Justiça condena fraudadores do vestibular de medicina da ufac.

Os alunos que fraudaram o vestibular de medicina da Ufac de 2002 foram condenados pela Justiça Federal em sentença final. Os fraudadores terão que arcar com as multas devidas (R$ 180 mil pela fraude e R$ 50 mil por terem recorrido para continuar assistindo às aulas) e com o ressarcimento das despesas efetuadas pela universidade durante o período que estiveram freqüentando o curso.


Eles também estão proibidos de receber qualquer incentivo ou financiamento público, inclusive estudantil, perderam os direitos políticos por cinco anos e todos os créditos obtidos durante o tempo em que freqüentaram as aulas de medicina. A decisão atinge inclusive os alunos que se transferiram para outras universidades brasileiras.

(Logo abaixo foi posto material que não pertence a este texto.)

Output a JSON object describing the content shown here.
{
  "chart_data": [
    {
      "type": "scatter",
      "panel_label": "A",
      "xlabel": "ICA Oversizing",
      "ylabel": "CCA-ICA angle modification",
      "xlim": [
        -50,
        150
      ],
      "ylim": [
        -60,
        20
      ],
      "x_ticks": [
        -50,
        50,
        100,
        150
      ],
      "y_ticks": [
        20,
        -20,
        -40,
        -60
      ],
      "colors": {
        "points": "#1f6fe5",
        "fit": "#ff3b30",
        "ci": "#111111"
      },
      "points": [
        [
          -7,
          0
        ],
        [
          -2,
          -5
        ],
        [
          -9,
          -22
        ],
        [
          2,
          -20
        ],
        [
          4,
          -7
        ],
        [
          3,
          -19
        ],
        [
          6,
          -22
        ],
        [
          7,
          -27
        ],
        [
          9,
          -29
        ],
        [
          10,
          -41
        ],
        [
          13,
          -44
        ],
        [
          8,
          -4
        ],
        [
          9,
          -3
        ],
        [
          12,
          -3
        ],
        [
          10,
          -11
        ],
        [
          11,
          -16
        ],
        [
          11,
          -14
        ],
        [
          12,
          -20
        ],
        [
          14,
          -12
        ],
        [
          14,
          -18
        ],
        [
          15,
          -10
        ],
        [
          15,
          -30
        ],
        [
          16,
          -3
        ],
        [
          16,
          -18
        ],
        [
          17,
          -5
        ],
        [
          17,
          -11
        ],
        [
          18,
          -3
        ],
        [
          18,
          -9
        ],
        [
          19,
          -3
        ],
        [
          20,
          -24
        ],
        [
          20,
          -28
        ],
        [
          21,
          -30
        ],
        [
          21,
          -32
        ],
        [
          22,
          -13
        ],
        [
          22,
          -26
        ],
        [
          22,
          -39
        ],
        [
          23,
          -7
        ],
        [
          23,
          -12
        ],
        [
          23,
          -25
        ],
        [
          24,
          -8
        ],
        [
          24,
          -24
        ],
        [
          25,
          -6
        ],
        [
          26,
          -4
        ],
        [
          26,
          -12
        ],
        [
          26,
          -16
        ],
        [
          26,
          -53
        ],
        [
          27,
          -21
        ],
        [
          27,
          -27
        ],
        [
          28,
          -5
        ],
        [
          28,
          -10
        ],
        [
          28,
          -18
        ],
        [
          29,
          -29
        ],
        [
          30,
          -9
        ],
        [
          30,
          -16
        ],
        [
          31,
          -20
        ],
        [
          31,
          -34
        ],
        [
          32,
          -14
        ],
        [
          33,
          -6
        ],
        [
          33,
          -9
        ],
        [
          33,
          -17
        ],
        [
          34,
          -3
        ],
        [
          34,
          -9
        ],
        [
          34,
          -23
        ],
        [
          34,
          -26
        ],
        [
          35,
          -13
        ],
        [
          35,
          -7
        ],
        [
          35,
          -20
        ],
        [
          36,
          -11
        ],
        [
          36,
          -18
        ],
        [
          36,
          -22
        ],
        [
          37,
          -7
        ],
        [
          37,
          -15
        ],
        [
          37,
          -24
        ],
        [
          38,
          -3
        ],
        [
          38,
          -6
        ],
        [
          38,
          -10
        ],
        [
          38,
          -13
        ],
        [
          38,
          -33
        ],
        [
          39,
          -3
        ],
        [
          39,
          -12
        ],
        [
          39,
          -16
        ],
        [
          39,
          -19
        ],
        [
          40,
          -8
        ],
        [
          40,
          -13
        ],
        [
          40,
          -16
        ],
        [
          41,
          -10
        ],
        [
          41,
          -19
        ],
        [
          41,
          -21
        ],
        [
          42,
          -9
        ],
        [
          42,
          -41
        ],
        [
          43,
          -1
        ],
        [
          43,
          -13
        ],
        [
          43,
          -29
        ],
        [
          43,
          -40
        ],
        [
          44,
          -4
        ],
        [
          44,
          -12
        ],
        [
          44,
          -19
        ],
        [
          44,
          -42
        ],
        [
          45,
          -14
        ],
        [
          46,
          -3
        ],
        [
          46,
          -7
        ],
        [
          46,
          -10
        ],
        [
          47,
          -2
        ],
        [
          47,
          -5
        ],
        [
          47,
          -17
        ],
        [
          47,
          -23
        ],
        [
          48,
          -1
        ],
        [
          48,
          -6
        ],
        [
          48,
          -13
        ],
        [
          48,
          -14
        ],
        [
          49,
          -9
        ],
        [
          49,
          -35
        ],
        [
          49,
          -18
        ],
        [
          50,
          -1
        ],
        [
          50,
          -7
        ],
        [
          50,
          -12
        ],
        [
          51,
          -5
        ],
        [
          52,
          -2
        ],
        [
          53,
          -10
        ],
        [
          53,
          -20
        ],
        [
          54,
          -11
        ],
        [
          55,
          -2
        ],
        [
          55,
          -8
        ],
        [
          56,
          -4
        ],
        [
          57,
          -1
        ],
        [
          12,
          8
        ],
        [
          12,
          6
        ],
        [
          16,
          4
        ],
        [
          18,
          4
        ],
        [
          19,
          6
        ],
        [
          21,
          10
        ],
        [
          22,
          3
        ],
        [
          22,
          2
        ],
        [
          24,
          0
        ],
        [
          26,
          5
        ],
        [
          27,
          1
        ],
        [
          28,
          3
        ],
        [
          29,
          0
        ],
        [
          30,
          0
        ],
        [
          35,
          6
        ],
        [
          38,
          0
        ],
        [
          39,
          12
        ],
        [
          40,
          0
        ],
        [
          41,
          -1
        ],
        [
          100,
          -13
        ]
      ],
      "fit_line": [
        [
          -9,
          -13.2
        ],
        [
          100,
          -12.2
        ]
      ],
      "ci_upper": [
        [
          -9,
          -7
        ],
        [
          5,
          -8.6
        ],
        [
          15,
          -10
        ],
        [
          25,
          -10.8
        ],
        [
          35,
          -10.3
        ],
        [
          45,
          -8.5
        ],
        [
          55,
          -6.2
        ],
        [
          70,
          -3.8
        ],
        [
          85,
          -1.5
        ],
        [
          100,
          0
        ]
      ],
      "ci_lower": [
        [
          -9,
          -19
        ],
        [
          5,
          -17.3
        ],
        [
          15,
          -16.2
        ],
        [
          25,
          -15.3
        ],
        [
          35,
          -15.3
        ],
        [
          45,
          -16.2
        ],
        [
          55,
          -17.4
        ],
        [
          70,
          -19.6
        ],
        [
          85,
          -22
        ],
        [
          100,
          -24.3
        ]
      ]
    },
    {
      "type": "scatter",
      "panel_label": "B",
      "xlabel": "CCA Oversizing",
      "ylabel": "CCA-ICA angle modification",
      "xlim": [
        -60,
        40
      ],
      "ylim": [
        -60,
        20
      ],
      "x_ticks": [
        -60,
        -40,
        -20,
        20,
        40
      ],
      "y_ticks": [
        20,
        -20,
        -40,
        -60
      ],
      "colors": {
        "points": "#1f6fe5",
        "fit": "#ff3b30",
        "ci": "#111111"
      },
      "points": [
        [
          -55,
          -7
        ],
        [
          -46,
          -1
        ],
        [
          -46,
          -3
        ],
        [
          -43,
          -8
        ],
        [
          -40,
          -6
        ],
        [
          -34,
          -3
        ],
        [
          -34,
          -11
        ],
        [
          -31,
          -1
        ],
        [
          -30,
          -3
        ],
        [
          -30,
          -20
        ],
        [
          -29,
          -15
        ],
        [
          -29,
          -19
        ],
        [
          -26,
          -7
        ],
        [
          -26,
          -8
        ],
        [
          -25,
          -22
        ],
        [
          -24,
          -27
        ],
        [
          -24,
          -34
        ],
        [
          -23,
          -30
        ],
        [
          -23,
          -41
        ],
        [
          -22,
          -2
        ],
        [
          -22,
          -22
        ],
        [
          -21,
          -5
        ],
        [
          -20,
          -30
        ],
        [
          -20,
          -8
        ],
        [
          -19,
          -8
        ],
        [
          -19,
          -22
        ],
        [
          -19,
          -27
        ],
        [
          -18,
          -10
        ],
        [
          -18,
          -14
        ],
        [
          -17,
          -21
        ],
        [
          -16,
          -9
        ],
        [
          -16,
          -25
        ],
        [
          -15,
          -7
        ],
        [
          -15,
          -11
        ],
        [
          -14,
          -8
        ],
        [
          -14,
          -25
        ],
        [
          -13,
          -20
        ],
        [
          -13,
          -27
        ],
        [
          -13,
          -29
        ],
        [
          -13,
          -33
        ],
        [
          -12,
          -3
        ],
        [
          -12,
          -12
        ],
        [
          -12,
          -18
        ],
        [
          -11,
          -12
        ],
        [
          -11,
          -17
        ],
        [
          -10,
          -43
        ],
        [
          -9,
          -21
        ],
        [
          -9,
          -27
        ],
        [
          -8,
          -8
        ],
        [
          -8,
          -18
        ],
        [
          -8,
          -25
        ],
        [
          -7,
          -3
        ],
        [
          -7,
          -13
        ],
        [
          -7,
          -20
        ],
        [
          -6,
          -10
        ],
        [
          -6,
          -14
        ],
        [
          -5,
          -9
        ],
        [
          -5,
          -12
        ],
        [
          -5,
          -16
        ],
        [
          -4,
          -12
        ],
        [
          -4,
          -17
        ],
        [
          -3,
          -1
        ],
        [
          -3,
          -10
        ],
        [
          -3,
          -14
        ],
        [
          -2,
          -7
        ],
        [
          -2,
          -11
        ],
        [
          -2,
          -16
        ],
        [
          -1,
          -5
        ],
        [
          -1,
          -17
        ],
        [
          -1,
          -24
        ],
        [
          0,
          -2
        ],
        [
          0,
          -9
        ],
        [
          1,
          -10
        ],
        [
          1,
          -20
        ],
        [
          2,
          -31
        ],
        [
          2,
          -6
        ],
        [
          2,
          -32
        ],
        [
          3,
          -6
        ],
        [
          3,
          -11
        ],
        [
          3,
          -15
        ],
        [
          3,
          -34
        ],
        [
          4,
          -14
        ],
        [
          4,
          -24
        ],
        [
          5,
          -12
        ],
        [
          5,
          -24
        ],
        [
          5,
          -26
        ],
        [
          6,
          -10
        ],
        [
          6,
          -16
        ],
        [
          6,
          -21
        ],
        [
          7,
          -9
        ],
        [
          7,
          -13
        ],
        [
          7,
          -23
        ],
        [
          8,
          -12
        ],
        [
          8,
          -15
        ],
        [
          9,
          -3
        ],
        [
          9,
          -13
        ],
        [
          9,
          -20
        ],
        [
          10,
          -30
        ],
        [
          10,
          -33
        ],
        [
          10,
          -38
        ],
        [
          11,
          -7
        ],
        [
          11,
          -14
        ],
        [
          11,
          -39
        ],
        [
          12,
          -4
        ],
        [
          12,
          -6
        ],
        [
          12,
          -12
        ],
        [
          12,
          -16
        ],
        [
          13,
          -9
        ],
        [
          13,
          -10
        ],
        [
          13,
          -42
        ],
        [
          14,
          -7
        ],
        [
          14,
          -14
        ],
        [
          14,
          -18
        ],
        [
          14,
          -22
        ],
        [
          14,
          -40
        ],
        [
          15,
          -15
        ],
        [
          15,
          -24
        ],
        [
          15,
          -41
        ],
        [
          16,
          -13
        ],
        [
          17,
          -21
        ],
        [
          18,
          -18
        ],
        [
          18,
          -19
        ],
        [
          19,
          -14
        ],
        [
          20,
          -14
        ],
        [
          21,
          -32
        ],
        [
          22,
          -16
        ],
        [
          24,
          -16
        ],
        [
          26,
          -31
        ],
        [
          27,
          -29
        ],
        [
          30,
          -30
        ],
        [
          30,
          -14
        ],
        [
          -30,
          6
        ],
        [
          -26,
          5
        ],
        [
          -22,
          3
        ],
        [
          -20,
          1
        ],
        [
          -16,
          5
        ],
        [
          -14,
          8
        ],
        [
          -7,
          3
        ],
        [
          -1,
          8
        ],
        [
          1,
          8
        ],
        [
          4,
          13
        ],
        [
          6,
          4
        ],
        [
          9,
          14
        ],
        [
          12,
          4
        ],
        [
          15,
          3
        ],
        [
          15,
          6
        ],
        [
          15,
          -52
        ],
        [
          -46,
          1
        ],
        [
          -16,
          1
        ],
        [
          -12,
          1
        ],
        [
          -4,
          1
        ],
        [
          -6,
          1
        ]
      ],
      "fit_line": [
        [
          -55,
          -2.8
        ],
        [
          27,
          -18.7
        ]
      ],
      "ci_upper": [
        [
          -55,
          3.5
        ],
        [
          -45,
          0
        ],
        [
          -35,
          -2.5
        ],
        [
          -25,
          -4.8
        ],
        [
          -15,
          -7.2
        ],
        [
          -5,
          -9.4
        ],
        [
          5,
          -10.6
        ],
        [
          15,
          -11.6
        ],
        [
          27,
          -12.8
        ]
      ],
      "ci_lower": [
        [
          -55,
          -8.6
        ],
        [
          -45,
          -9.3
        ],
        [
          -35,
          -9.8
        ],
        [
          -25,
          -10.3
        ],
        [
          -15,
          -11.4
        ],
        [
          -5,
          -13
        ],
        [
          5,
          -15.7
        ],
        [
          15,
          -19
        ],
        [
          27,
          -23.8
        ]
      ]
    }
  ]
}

Para a Justiça Federal, a participação de cada aluno envolvido na fraude foi comprovada por meio de ligações telefônicas, cheques, depósitos bancários e outras provas. Apenas um aluno foi considerado inocente. A sentença também reconheceu que só foi possível descobrir a quadrilha que realizou as fraudes em razão da investigação realizada pela Polícia Federal e pelo Ministério Público Federal, que possibilitou coletar provas contra os requeridos a partir da premissa de que fraudar vestibular é crime. Determinou, por fim, que fosse oficiado aos parlamentares federais do Estado que apreciem o projeto de lei que resolve a controvérsia acerca do caráter criminoso do ato de fraudar vestibular.


Os fraudadores entraram com recurso para continuar freqüentando as aulas. A Justiça Federal entendeu que “os fraudadores litigaram com má-fé, obtendo indevidamente e através de recursos o retorno às salas de aula”, e por isso serão condenados à multa de R$ 50 mil, além das custas e honorários advocatícios.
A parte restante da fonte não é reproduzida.